Theodor Haecker, Journal in the Night (Pantheon, 1950, tr. Dru), p. 29:
Many a man thinks to satisfy the great virtue of moderation by using all his shrewdness and bringing all his experience to bear upon limiting his pleasure to his capacity for pleasure. But simply by the fact of setting enjoyment as the end, he has radically violated the virtue.
A penetrating observation. What is the end or goal of moderation? Haecker is rejecting the notion that the purpose of moderation, conceived as a virtue, is to maximize the intensity and duration of pleasure. Of course, moderation can be used for that end — but then it ceases to be a virtue.
If I am immoderate in my use of alcohol and drugs, for example, I will destroy my body, and with it my capacity for pleasure. So I must limit my pleasure so as not to injure my capacity for pleasure. And the same holds for lack of moderation in eating and sexual indulgence. Table utensils are not for grave-digging. The sex monkey can kill you if you let him run loose. And even if one's lack of moderation does not lead to an early death, it can eventuate in a jadedness at odds with enjoyment.
So moderation can be recommended on merely hedonistic grounds. The true hedonist must of necessity be a man of moderation. If so, then the ill-starred John Belushi, who took the 'speedball' (heroin + cocaine) express to Kingdom Come, did not even succeed at being a very good hedonist. The same goes for Jeffery Epstein (1953-2019) of more recent memory. Examples are easily multiplied beyond necessity.
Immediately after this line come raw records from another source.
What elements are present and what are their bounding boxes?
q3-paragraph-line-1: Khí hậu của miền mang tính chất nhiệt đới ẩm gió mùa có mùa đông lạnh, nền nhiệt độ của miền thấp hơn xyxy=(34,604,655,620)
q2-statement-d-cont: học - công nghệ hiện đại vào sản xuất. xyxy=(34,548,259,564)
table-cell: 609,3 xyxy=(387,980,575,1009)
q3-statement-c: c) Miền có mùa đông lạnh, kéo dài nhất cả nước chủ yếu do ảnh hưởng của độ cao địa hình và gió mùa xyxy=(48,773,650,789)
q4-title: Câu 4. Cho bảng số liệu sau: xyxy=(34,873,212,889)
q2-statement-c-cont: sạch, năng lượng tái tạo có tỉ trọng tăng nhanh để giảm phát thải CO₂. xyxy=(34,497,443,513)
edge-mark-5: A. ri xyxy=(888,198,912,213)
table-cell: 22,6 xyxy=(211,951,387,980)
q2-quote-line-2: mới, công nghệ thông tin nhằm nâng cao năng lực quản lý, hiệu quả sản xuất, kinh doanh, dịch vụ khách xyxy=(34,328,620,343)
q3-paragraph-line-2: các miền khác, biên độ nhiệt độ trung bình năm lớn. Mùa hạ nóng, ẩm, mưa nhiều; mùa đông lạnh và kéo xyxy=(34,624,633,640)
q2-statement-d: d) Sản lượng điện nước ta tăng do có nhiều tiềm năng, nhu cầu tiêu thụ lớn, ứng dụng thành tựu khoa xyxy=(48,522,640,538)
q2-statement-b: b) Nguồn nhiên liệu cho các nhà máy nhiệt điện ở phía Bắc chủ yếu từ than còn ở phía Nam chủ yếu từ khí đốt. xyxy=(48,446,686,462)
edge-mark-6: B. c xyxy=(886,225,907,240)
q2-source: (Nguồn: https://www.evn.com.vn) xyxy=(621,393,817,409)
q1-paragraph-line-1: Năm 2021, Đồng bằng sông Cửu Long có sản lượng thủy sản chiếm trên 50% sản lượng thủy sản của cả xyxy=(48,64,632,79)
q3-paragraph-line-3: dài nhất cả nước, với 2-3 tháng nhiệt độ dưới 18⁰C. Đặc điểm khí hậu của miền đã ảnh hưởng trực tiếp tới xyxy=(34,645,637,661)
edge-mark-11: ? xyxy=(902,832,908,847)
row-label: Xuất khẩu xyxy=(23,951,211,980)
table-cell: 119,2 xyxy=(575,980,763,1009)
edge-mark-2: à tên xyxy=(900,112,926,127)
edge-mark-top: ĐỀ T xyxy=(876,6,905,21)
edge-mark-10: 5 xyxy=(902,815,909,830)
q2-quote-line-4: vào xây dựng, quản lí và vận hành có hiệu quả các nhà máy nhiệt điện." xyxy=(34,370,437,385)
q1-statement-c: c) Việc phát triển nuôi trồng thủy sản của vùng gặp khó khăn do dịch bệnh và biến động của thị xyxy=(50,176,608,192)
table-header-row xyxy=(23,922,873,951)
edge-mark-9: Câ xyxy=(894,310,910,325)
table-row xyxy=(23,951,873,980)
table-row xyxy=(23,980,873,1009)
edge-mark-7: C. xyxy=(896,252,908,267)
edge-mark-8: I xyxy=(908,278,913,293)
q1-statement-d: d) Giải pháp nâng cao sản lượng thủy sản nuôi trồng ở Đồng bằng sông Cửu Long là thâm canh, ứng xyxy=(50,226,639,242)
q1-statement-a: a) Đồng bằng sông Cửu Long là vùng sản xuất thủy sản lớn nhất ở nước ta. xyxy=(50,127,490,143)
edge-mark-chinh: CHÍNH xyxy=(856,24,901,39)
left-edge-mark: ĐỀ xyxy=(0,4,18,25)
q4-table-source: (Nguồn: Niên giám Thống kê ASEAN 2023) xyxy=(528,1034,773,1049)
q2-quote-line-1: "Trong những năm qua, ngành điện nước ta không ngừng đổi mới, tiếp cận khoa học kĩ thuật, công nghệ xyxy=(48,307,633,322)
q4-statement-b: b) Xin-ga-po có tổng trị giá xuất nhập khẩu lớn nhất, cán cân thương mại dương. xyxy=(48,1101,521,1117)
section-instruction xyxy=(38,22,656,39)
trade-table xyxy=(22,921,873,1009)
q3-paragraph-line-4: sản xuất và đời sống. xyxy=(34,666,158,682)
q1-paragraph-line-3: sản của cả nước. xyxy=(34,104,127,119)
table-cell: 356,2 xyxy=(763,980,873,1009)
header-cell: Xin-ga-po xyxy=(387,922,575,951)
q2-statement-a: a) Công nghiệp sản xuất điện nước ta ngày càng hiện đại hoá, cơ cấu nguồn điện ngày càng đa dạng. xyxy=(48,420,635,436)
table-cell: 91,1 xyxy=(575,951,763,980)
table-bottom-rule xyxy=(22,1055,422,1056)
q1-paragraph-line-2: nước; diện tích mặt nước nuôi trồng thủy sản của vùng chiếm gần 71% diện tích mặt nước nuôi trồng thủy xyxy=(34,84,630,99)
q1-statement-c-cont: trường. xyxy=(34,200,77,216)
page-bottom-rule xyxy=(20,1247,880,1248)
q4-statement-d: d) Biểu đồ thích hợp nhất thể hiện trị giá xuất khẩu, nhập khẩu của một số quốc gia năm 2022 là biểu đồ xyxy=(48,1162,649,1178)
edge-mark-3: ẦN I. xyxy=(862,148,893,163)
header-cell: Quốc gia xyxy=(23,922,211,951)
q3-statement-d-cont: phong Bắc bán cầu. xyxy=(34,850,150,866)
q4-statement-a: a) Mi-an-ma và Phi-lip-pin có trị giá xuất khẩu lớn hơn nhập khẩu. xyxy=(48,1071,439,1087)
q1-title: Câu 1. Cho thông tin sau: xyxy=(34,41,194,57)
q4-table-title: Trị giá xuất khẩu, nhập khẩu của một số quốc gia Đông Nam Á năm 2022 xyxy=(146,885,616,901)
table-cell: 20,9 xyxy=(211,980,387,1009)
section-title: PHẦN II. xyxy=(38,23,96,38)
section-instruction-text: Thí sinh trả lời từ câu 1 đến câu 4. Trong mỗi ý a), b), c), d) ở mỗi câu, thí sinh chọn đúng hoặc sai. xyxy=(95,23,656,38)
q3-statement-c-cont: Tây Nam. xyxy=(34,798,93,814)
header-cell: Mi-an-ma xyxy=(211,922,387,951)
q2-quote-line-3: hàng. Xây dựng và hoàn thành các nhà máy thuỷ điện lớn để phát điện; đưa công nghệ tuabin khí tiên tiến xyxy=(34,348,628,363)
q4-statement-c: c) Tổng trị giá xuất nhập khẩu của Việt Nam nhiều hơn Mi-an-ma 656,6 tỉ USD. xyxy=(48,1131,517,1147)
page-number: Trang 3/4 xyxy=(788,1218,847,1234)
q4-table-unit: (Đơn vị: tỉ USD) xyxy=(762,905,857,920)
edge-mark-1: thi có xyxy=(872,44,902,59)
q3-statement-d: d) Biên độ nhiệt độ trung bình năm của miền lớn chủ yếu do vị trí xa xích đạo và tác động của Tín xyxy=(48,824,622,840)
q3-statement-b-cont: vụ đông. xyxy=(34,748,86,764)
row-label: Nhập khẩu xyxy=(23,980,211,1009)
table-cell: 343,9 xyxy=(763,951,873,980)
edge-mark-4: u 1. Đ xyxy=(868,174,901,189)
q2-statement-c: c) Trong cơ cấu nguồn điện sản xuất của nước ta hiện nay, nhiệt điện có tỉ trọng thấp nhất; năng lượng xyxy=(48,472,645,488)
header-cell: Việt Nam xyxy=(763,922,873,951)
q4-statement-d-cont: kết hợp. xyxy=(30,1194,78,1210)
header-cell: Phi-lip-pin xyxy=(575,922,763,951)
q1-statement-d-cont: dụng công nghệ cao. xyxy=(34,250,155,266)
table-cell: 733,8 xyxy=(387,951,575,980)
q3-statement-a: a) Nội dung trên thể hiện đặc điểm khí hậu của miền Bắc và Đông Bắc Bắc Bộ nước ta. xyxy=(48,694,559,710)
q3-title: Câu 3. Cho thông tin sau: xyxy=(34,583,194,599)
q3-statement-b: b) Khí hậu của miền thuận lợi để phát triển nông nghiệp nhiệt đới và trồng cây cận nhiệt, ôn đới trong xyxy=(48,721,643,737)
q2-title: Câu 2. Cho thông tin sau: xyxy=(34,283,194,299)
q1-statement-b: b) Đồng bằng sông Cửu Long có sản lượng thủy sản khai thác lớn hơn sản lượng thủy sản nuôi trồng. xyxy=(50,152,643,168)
If enjoyment is the end of moderation, however, then moderation as a virtue is at an end. Haecker, however, does not tell us what the end of moderation as a virtue is. He would presumably not disagree with the claim that the goal of moderation as a virtue is a freedom from pleasure and pain that allows one to pursue higher goods. He who is enslaved to his lusts is simply not free to pursue a truer and higher life.